Yeah, and if DMA supported $2007 as well as $2004, we would have had the equivalent of Blast Processing. This means we wouldn't have needed to use retrieve-next-opcode subcycles when copying patterns to CHR RAM or rows and columns of tiles to the nametables, and there might not have been as much of a need for the sort of fine-grained CHR bankswitching seen in MMC3-class mappers. Nintendo realized this and made the Super NES's DMA more generic.

by on (#93186)
If they had supported $2007 with DMA though they would have needed to add even more registers and logic to define size of transfer and source, etc. And they were determined to keep costs down.

by on (#93188)
MottZilla wrote:
If they had supported $2007 with DMA though they would have needed to add even more registers and logic to define size of transfer and source, etc. And they were determined to keep costs down.

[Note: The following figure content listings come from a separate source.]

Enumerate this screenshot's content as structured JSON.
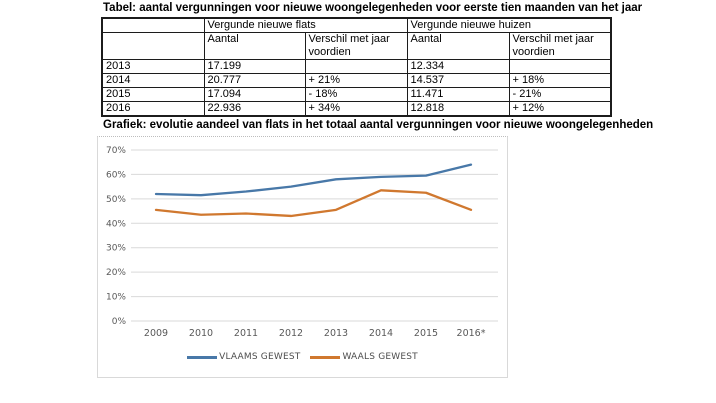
{
  "table_section": {
    "title": "Tabel: aantal vergunningen voor nieuwe woongelegenheden voor eerste tien maanden van het jaar",
    "table": {
      "group_headers": [
        "",
        "Vergunde nieuwe flats",
        "Vergunde nieuwe huizen"
      ],
      "sub_headers": [
        "",
        "Aantal",
        "Verschil met jaar voordien",
        "Aantal",
        "Verschil met jaar voordien"
      ],
      "rows": [
        [
          "2013",
          "17.199",
          "",
          "12.334",
          ""
        ],
        [
          "2014",
          "20.777",
          "+ 21%",
          "14.537",
          "+ 18%"
        ],
        [
          "2015",
          "17.094",
          "- 18%",
          "11.471",
          "- 21%"
        ],
        [
          "2016",
          "22.936",
          "+ 34%",
          "12.818",
          "+ 12%"
        ]
      ]
    }
  },
  "chart_section": {
    "title": "Grafiek: evolutie aandeel van flats in het totaal aantal vergunningen voor nieuwe woongelegenheden"
  },
  "chart_data": {
    "type": "line",
    "x": [
      "2009",
      "2010",
      "2011",
      "2012",
      "2013",
      "2014",
      "2015",
      "2016*"
    ],
    "series": [
      {
        "name": "VLAAMS GEWEST",
        "color": "#4878a8",
        "values": [
          52,
          51.5,
          53,
          55,
          58,
          59,
          59.5,
          64
        ]
      },
      {
        "name": "WAALS GEWEST",
        "color": "#d0782f",
        "values": [
          45.5,
          43.5,
          44,
          43,
          45.5,
          53.5,
          52.5,
          45.5
        ]
      }
    ],
    "title": "",
    "xlabel": "",
    "ylabel": "",
    "y_ticks": [
      "0%",
      "10%",
      "20%",
      "30%",
      "40%",
      "50%",
      "60%",
      "70%"
    ],
    "ylim": [
      0,
      70
    ],
    "grid": true,
    "legend_position": "bottom",
    "gridline_color": "#d9d9d9",
    "label_color": "#595959"
  }
}
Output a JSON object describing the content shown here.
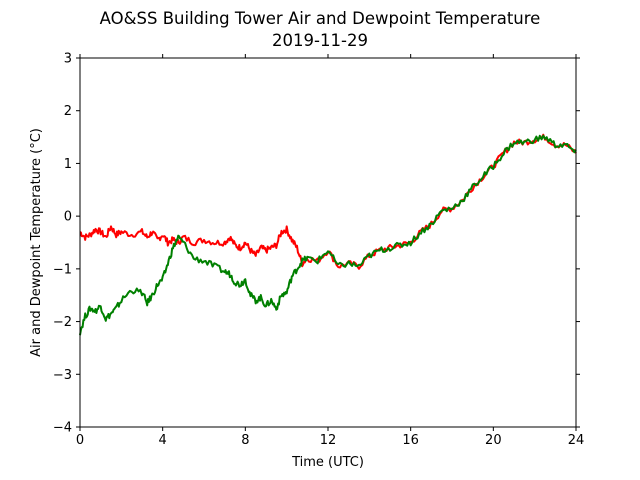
{
  "chart_data": {
    "type": "line",
    "title": "AO&SS Building Tower Air and Dewpoint Temperature",
    "subtitle": "2019-11-29",
    "xlabel": "Time (UTC)",
    "ylabel": "Air and Dewpoint Temperature (°C)",
    "xlim": [
      0,
      24
    ],
    "ylim": [
      -4,
      3
    ],
    "xticks": [
      0,
      4,
      8,
      12,
      16,
      20,
      24
    ],
    "yticks": [
      -4,
      -3,
      -2,
      -1,
      0,
      1,
      2,
      3
    ],
    "grid": false,
    "legend": "none",
    "series": [
      {
        "color": "#ff0000",
        "x": [
          0,
          0.25,
          0.5,
          0.75,
          1.0,
          1.25,
          1.5,
          1.75,
          2.0,
          2.5,
          3.0,
          3.25,
          3.5,
          3.75,
          4.0,
          4.25,
          4.5,
          4.75,
          5.0,
          5.5,
          6.0,
          6.5,
          7.0,
          7.25,
          7.5,
          7.75,
          8.0,
          8.25,
          8.5,
          8.75,
          9.0,
          9.25,
          9.5,
          9.75,
          10.0,
          10.25,
          10.5,
          10.75,
          11.0,
          11.5,
          12.0,
          12.5,
          13.0,
          13.5,
          14.0,
          14.5,
          15.0,
          15.5,
          16.0,
          16.5,
          17.0,
          17.5,
          18.0,
          18.5,
          19.0,
          19.5,
          20.0,
          20.5,
          21.0,
          21.5,
          22.0,
          22.5,
          23.0,
          23.5,
          24.0
        ],
        "y": [
          -0.3,
          -0.4,
          -0.35,
          -0.25,
          -0.3,
          -0.4,
          -0.2,
          -0.35,
          -0.3,
          -0.35,
          -0.3,
          -0.4,
          -0.3,
          -0.45,
          -0.35,
          -0.5,
          -0.45,
          -0.5,
          -0.4,
          -0.5,
          -0.45,
          -0.5,
          -0.5,
          -0.4,
          -0.55,
          -0.6,
          -0.5,
          -0.65,
          -0.75,
          -0.6,
          -0.65,
          -0.6,
          -0.55,
          -0.3,
          -0.25,
          -0.45,
          -0.6,
          -0.9,
          -0.8,
          -0.85,
          -0.65,
          -0.95,
          -0.9,
          -0.95,
          -0.75,
          -0.65,
          -0.6,
          -0.55,
          -0.5,
          -0.3,
          -0.15,
          0.1,
          0.15,
          0.3,
          0.55,
          0.75,
          0.95,
          1.2,
          1.4,
          1.4,
          1.45,
          1.5,
          1.35,
          1.35,
          1.2
        ]
      },
      {
        "color": "#008000",
        "x": [
          0,
          0.25,
          0.5,
          0.75,
          1.0,
          1.25,
          1.5,
          1.75,
          2.0,
          2.5,
          3.0,
          3.25,
          3.5,
          3.75,
          4.0,
          4.25,
          4.5,
          4.75,
          5.0,
          5.5,
          6.0,
          6.5,
          7.0,
          7.25,
          7.5,
          7.75,
          8.0,
          8.25,
          8.5,
          8.75,
          9.0,
          9.25,
          9.5,
          9.75,
          10.0,
          10.25,
          10.5,
          10.75,
          11.0,
          11.5,
          12.0,
          12.5,
          13.0,
          13.5,
          14.0,
          14.5,
          15.0,
          15.5,
          16.0,
          16.5,
          17.0,
          17.5,
          18.0,
          18.5,
          19.0,
          19.5,
          20.0,
          20.5,
          21.0,
          21.5,
          22.0,
          22.5,
          23.0,
          23.5,
          24.0
        ],
        "y": [
          -2.2,
          -1.9,
          -1.75,
          -1.8,
          -1.7,
          -1.95,
          -1.85,
          -1.75,
          -1.6,
          -1.4,
          -1.45,
          -1.65,
          -1.5,
          -1.3,
          -1.2,
          -0.9,
          -0.6,
          -0.4,
          -0.5,
          -0.8,
          -0.85,
          -0.95,
          -1.05,
          -1.1,
          -1.25,
          -1.3,
          -1.2,
          -1.5,
          -1.6,
          -1.55,
          -1.7,
          -1.6,
          -1.75,
          -1.5,
          -1.45,
          -1.15,
          -1.0,
          -0.85,
          -0.8,
          -0.85,
          -0.65,
          -0.95,
          -0.9,
          -0.95,
          -0.75,
          -0.65,
          -0.6,
          -0.55,
          -0.5,
          -0.3,
          -0.15,
          0.1,
          0.15,
          0.3,
          0.55,
          0.75,
          0.95,
          1.2,
          1.4,
          1.4,
          1.45,
          1.5,
          1.35,
          1.35,
          1.2
        ]
      }
    ]
  }
}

Yeah, but then when you had to add so many mappers to swap out graphics better, it probably really hurt in the end.

by on (#93193)
tepples wrote:
Yeah, and if DMA supported $2007 as well as $2004, we would have had the equivalent of Blast Processing.

Would it be possible to implement such a DMA in a mapper? I guess that the mapper can't halt the CPU, so is there a way to work around that?

by on (#93194)
It is possible to DMA from PRG-ROM or RAM to CHR-RAM or VRAM (must be external VRAM) through a mapper. Depending on how it's constructed you don't even need to halt the CPU. It's not a cheap feature to add though since either a ton of I/O are required to multiplex two memories, or a FPGA with sufficient block RAM is required.

by on (#93195)
That's basically what happens in the MMC5's EXRAM--- there is no such thing as DMA - but the RAM is shared between both buses.

by on (#93220)
kyuusaku wrote:
It is possible to DMA from PRG-ROM or RAM to CHR-RAM or VRAM (must be external VRAM) through a mapper. Depending on how it's constructed you don't even need to halt the CPU. It's not a cheap feature to add though since either a ton of I/O are required to multiplex two memories, or a FPGA with sufficient block RAM is required.


At that point maybe you should just throw a fast CPU, maybe a 6502 core if not something more modern, in the cartridge with some shared memory to do all your heavy processing and just use the stock cpu for what it must do like input reading and uploading PPU updates and setting up the PPU registers each frame.

But at that point maybe you should be developing for a different system.